What is the Pathology of Ataxia-Telangiectasia?
The pathology of ataxia-telangiectasia is:
-Etiology: The cause of ataxia-telangiectasia is mutations in the ATM.
-Genes involved: Ataxia telangiectasia mutated (ATM).
-Pathogenesis: The sequence of events that lead to ataxia-telangiectasia are as a result of ATM gene mutation, which speciously controls the cell cycle and plays a key role in the guard of the genome.
-Morphology: The morphology associated with ataxia-telangiectasia shows progeric skin variations.
-Histology: The histology associated with ataxia-telangiectasia shows different granulomatous patterns.

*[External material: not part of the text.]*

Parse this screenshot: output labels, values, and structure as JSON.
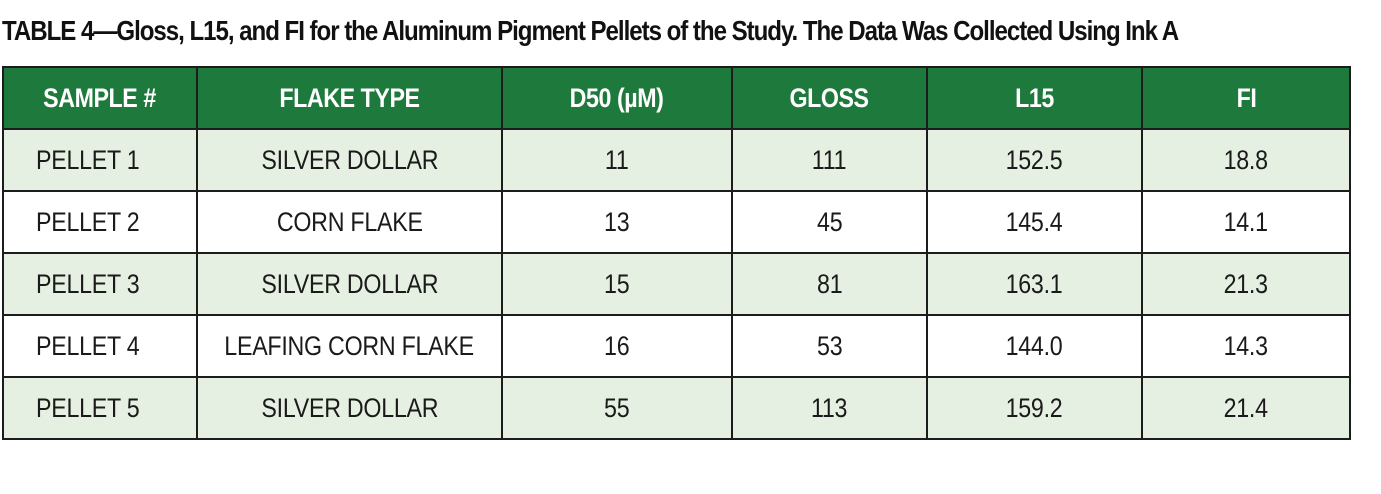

How does Ataxia Telangiectasia Present?
Patients with ataxia-telangiectasia typically are children below the age of 5 years old and equally among males and females. The symptoms, features, and clinical findings associated with ataxia-telangiectasia include difficulty in movement coordination, inability to balance self, muscle twitching, slurred speech, clusters of the blood vessel are seen on the eyes.
How is Ataxia-Telangiectasia Diagnosed?
The ataxia-telangiectasia is diagnosed mostly by physical examination, history taking, a blood sample to identify the level of alpha-fetoprotein, genetic testing, and MRI.
How is Ataxia-Telangiectasia Treated?
The ataxia-telangiectasia is treated by the use of antibiotics, injection with immunoglobulins to lower chances of infection, use of beta-adrenergic blockers, regular screening to detect cancer.
What is the Prognosis of Ataxia-Telangiectasia?
The prognosis of ataxia-telangiectasia is poor if there is the involvement of the pulmonary system since most patients die during adolescence.